Critics on one side are resisting change entirely; on the other, they suggest something must also be done about theological content. The Rev. Dr. Gary Nicolosi cogently asked, "Can We Handle the Truth?" and "Why the Church Must Change or Die."

A number of prominent Anglican leaders have left the ACoC, including the Rev. Dr. Marney Patterson President of Invitation to Live Ministries

Patterson, an evangelist with the Anglican Church in his book Suicide: the Decline and Fall of the Anglican Church of Canada? , says denominational statistics show that Canada's second-largest Protestant church has lost 267,000 members over the past 30 years, and shut down 523 parishes between 1995 and 1997.

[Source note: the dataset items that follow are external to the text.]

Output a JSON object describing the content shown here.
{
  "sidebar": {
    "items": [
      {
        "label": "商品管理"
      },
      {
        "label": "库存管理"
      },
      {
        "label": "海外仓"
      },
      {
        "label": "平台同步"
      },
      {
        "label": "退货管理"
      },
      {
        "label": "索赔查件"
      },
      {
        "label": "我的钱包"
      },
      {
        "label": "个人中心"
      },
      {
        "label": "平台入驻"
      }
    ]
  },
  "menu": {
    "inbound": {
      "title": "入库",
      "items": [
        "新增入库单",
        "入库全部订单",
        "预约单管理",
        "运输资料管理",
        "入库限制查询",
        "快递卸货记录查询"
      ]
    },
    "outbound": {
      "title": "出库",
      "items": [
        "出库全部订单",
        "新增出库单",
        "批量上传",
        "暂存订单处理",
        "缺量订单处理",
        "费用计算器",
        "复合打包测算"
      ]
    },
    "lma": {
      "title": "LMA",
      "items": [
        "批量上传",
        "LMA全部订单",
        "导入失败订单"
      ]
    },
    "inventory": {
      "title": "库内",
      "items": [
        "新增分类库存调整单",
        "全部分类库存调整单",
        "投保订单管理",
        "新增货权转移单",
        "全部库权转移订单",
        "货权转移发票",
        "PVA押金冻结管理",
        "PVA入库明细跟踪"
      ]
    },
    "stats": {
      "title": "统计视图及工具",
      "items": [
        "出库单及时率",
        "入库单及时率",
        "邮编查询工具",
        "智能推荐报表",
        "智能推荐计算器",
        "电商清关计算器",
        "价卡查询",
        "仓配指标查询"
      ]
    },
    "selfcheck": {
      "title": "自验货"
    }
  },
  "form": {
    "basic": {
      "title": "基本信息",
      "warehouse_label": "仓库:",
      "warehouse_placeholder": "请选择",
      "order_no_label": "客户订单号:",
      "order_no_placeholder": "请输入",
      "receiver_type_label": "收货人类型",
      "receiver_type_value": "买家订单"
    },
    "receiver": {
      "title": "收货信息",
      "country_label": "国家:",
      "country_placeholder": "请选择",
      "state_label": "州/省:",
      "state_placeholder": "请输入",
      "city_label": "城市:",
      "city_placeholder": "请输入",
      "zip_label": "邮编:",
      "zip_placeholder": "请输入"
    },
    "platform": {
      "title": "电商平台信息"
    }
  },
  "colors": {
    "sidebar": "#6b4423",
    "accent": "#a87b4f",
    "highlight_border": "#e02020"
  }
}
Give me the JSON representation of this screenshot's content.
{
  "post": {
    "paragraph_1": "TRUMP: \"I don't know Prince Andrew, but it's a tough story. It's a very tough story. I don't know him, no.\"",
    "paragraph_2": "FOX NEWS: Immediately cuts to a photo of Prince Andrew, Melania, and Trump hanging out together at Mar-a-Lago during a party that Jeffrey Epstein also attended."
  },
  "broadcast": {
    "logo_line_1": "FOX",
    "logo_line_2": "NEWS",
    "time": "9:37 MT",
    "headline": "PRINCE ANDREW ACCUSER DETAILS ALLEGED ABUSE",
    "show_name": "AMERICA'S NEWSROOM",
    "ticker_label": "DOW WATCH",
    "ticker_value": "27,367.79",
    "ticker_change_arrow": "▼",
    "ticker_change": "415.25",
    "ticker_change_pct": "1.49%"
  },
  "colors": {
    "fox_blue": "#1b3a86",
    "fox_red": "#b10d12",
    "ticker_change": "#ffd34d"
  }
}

"I don't believe we have more than two or three years to make changes; otherwise the ball game is over. The church has 20 years at the outside. By that time we will be a chapel rather than a church, and it will last only until the old faithful die off," he said. The Anglican Church of Canada has only a short time to save itself from oblivion, said Patterson. "Personally, I feel there is little chance it can be saved."

The formation of the Anglican Network in Canada (ANiC) was a body blow to the Anglican status quo. A number of evangelical Anglicans risked parish and pension to leave the ACoC foremost among them was St. John's Shaughnessy the single largest parish in Canada. They left with more than 2,000 parishioners, income the Diocese of New Westminster can never recover from. Others have launched out on their own in church plants to once again proclaim the gospel of Jesus Christ to a lost denomination and country steeped in social issues but who have lost sight of Jesus as Savior and Lord.

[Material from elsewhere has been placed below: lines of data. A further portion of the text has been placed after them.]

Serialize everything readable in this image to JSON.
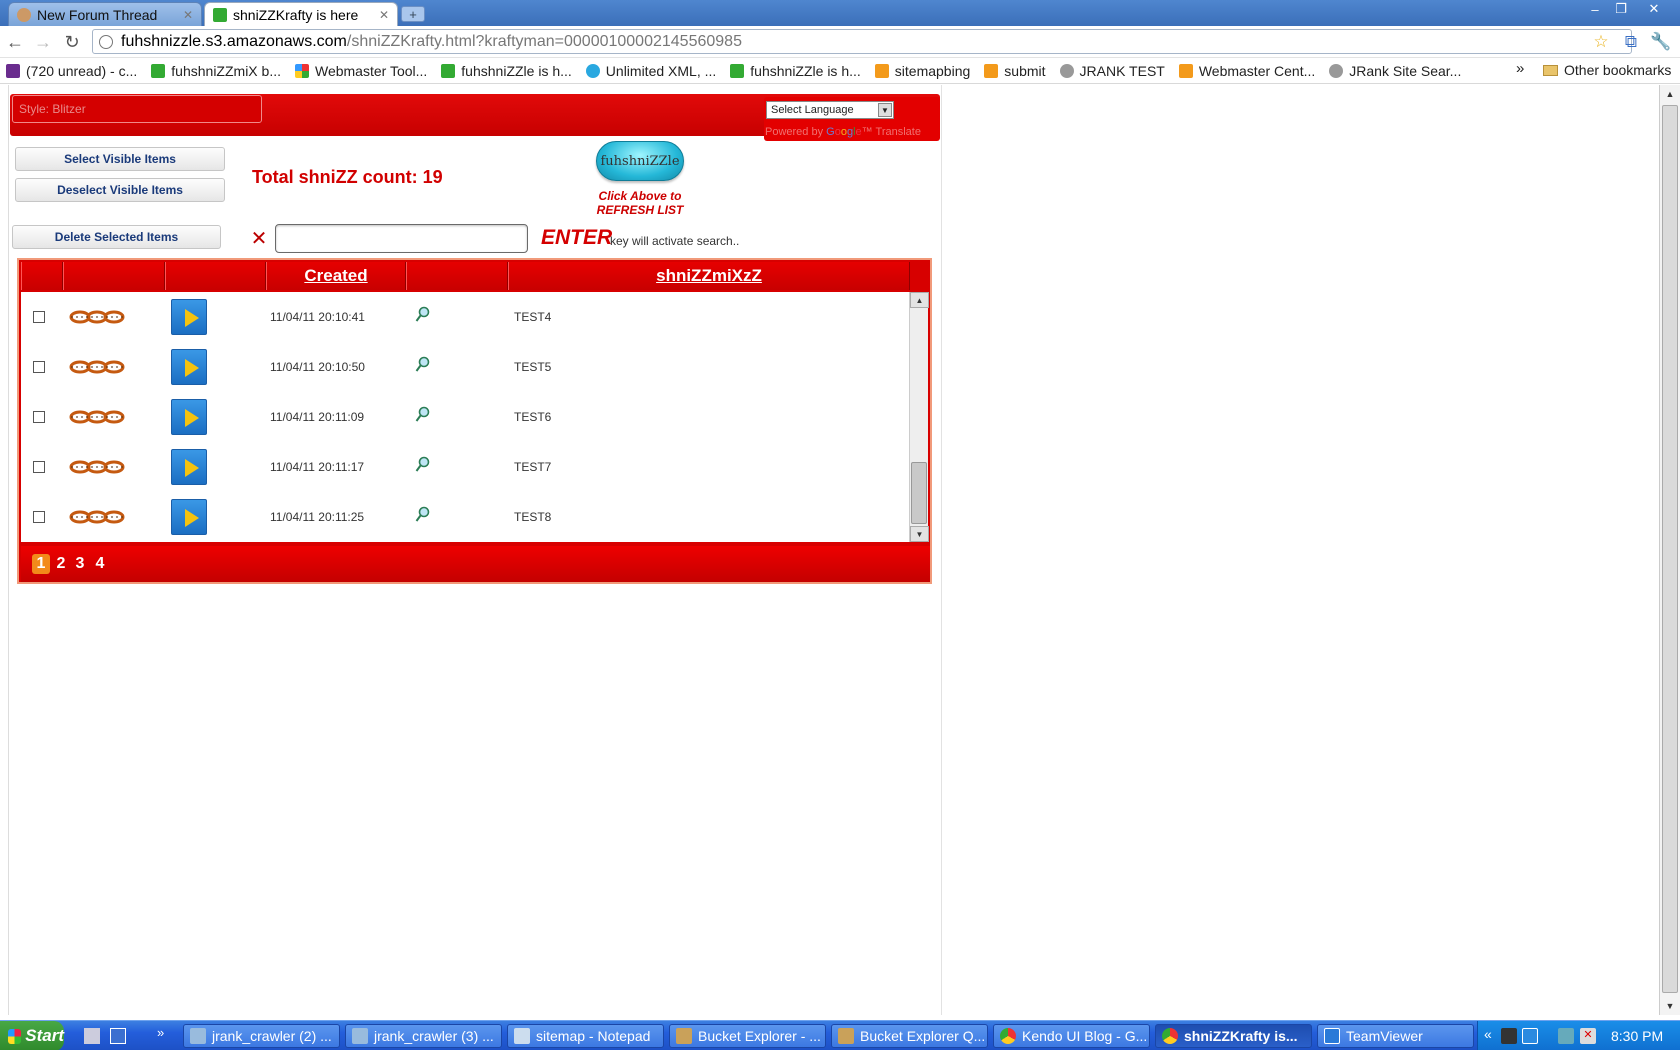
{
  "browser": {
    "tabs": [
      {
        "title": "New Forum Thread",
        "active": false
      },
      {
        "title": "shniZZKrafty is here",
        "active": true
      }
    ],
    "url_host": "fuhshnizzle.s3.amazonaws.com",
    "url_path": "/shniZZKrafty.html?kraftyman=000001000021455609​85",
    "bookmarks": [
      "(720 unread) - c...",
      "fuhshniZZmiX b...",
      "Webmaster Tool...",
      "fuhshniZZle is h...",
      "Unlimited XML, ...",
      "fuhshniZZle is h...",
      "sitemapbing",
      "submit",
      "JRANK TEST",
      "Webmaster Cent...",
      "JRank Site Sear..."
    ],
    "bookmarks_more": "»",
    "other_bookmarks": "Other bookmarks"
  },
  "page": {
    "style_label": "Style: Blitzer",
    "language_select": "Select Language",
    "powered_by": "Powered by",
    "google": [
      "G",
      "o",
      "o",
      "g",
      "l",
      "e"
    ],
    "translate": "Translate",
    "select_visible": "Select Visible Items",
    "deselect_visible": "Deselect Visible Items",
    "delete_selected": "Delete Selected Items",
    "total_count": "Total shniZZ count: 19",
    "logo_text": "fuhshniZZle",
    "refresh_caption_1": "Click Above to",
    "refresh_caption_2": "REFRESH LIST",
    "search_value": "",
    "enter_label": "ENTER",
    "enter_hint": "key will activate search..",
    "columns": [
      "",
      "",
      "",
      "Created",
      "",
      "shniZZmiXzZ"
    ],
    "rows": [
      {
        "created": "11/04/11 20:10:41",
        "name": "TEST4",
        "checked": false
      },
      {
        "created": "11/04/11 20:10:50",
        "name": "TEST5",
        "checked": false
      },
      {
        "created": "11/04/11 20:11:09",
        "name": "TEST6",
        "checked": false
      },
      {
        "created": "11/04/11 20:11:17",
        "name": "TEST7",
        "checked": false
      },
      {
        "created": "11/04/11 20:11:25",
        "name": "TEST8",
        "checked": false
      }
    ],
    "pages": [
      "1",
      "2",
      "3",
      "4"
    ],
    "current_page": "1"
  },
  "taskbar": {
    "start": "Start",
    "quicklaunch_more": "»",
    "tasks": [
      {
        "title": "jrank_crawler (2) ...",
        "active": false
      },
      {
        "title": "jrank_crawler (3) ...",
        "active": false
      },
      {
        "title": "sitemap - Notepad",
        "active": false
      },
      {
        "title": "Bucket Explorer - ...",
        "active": false
      },
      {
        "title": "Bucket Explorer Q...",
        "active": false
      },
      {
        "title": "Kendo UI Blog - G...",
        "active": false
      },
      {
        "title": "shniZZKrafty is...",
        "active": true
      },
      {
        "title": "TeamViewer",
        "active": false
      }
    ],
    "tray_expand": "«",
    "clock": "8:30 PM"
  },
  "colors": {
    "brand_red": "#d70000",
    "accent_orange": "#f28a1a",
    "play_blue": "#1b6ec2",
    "xp_blue": "#245edb"
  },
  "icons": {
    "chain": "chain-link-icon",
    "play": "play-icon",
    "details": "magnifier-icon",
    "clear": "clear-x-icon"
  }
}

In a touch of irony, when the ACoC met recently at a Joint Assembly of Anglicans and Lutherans, they offered up as their inspirational theme, "Together for the Love of the World."

Bishop Mark Hanson, presiding bishop of the Evangelical Lutheran Church in America, challenged the members of Joint Assembly with some tough questions. "The question before us these days is, 'what shall be the face of Christianity in North America in the next 10 years? Shall it be an increasingly vanishing face? Or shall it be the face of a cairn?'" he asked, describing the importance of stone cairns for travelers needing directions. "A cairn is a gathering of stones scattered but then piled up, and a cairn can have two functions. It can be a monument, a memorial to the past or it can be a pointing of the way."

The deeper truth is that these liberal bodies seem both unable and unwilling to change their ways and they continue to ignore the call of the Great Commission. As a result, they will continue to whither and die. The pile of rocks (cairns) left, along with the churches they have sold to evangelical churches, social service agencies, start-up storefront businesses, saloons and more WILL be their future.

No new parishioners, closing churches, dying dioceses and less income means less for those now retiring. While the church wants to love and save the world, it apparently can't muster enough dollars to save its own people and itself.